Simon Fraser University, 8888 University Dr., Burnaby, BC V5A1S6, Canada.
IEEE Trans Pattern Anal Mach Intell. 2013 Apr;35(4):911-24. doi: 10.1109/TPAMI.2012.168.
We develop an algorithm for structured prediction with nondecomposable performance measures. The algorithm learns parameters of Markov Random Fields (MRFs) and can be applied to multivariate performance measures. Examples include performance measures such as Fβ score (natural language processing), intersection over union (object category segmentation), Precision/Recall at k (search engines), and ROC area (binary classifiers). We attack this optimization problem by approximating the loss function with a piecewise linear function. The loss augmented inference forms a Quadratic Program (QP), which we solve using LP relaxation. We apply this approach to two tasks: object class-specific segmentation and human action retrieval from videos. We show significant improvement over baseline approaches that either use simple loss functions or simple scoring functions on the PASCAL VOC and H3D Segmentation datasets, and a nursing home action recognition dataset.
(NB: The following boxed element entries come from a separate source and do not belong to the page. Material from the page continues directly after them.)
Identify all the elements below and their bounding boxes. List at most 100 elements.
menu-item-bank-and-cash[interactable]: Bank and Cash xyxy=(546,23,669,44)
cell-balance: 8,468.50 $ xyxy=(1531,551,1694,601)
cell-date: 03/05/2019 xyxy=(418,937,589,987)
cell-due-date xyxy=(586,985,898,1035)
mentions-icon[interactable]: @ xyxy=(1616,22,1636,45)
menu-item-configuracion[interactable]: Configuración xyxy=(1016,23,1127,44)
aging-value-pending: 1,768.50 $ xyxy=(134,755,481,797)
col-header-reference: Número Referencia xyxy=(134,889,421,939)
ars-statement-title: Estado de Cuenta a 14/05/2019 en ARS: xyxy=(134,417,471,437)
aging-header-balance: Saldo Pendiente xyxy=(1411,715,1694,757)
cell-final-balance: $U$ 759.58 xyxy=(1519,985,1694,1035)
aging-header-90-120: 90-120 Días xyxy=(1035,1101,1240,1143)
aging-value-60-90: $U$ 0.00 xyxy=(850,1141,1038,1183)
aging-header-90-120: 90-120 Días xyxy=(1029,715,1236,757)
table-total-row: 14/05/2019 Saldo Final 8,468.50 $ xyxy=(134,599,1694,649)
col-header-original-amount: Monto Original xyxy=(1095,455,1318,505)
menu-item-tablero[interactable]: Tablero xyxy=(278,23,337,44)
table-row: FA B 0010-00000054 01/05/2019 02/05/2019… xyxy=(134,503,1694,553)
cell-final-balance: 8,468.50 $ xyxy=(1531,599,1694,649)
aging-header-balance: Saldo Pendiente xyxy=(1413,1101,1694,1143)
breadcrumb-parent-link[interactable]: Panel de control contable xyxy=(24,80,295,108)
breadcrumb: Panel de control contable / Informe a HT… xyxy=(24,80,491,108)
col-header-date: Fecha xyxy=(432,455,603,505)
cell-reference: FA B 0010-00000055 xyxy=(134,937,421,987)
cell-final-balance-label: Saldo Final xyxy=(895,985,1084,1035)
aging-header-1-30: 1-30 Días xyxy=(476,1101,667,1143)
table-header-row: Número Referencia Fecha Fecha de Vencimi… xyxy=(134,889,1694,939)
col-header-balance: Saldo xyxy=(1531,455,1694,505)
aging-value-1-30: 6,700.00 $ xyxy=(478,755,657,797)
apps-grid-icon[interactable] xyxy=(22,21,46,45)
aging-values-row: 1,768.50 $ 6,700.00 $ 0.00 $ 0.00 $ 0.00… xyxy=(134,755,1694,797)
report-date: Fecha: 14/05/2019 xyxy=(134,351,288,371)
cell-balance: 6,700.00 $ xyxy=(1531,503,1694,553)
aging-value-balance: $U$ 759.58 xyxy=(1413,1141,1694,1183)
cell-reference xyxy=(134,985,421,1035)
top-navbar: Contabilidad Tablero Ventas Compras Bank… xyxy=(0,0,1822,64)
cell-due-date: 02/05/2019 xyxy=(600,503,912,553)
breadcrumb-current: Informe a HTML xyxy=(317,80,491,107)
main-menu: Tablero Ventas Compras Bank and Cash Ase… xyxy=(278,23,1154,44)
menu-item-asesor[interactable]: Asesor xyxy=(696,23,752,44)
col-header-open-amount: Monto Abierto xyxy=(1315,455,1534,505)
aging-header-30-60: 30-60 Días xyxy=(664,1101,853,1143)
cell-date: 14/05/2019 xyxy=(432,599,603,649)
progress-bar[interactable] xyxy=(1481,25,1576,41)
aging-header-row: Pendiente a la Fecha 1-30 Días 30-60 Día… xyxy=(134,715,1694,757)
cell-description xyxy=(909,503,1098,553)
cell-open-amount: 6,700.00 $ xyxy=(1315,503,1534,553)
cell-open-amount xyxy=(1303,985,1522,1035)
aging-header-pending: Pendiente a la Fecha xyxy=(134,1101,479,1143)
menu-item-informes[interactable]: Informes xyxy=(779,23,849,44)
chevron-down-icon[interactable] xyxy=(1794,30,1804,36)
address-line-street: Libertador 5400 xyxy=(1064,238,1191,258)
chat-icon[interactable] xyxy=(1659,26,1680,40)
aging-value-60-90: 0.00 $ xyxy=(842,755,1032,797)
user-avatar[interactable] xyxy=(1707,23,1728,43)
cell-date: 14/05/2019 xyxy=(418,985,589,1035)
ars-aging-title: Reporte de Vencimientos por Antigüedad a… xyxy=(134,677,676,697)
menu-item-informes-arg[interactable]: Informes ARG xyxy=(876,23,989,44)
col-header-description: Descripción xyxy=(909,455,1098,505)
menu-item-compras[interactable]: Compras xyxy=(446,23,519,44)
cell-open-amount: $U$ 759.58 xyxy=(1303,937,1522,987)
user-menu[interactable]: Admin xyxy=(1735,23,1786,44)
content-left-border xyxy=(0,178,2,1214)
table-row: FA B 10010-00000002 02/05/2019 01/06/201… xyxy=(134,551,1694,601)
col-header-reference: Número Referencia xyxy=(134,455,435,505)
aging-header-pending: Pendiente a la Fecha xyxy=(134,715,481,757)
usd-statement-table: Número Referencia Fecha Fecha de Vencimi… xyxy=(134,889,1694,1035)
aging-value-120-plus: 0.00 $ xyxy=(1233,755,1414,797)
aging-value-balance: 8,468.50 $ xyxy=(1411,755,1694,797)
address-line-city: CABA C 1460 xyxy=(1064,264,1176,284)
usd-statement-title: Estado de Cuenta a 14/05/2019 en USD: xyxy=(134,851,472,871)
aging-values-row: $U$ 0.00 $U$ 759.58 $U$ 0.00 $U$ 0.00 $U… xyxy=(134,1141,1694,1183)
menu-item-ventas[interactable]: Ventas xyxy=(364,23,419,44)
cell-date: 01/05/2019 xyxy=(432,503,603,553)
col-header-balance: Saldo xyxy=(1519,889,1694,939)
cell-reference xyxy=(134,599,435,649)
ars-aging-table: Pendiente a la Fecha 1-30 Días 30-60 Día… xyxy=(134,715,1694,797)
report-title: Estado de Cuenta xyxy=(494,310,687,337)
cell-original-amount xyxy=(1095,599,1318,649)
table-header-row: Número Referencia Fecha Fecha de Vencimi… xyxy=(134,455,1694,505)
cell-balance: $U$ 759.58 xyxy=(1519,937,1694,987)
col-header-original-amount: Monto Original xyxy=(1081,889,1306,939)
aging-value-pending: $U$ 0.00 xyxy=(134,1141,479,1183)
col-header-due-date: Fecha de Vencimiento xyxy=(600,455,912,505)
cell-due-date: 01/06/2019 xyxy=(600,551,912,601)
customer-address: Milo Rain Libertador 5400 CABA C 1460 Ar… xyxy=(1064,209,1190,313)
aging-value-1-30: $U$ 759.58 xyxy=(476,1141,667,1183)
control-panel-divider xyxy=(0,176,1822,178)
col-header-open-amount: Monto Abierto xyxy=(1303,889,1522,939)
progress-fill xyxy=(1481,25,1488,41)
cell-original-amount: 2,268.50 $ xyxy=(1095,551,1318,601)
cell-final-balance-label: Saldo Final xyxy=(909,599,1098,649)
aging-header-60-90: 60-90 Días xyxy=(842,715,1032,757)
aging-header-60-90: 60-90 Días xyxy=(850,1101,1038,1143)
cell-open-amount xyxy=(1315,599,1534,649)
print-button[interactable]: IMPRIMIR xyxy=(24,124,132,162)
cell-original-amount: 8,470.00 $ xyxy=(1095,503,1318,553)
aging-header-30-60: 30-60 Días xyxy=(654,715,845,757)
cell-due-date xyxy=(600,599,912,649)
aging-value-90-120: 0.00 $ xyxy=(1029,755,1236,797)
我们开发了一种用于非可分解性能度量的结构化预测算法。该算法学习马尔可夫随机场 (MRF) 的参数,可应用于多元性能度量。例如,性能度量包括 Fβ分数(自然语言处理)、交并比(对象类别分割)、k 点的准确率/召回率(搜索引擎)和 ROC 面积(二分类器)。我们通过用分段线性函数来近似损失函数来解决这个优化问题。损失增强推理形成二次规划 (QP),我们使用 LP 松弛来求解。我们将这种方法应用于两个任务:对象类别特定的分割和从视频中检索人类动作。在 PASCAL VOC 和 H3D 分割数据集以及养老院动作识别数据集上,我们在使用简单损失函数或简单评分函数的基线方法上取得了显著的改进。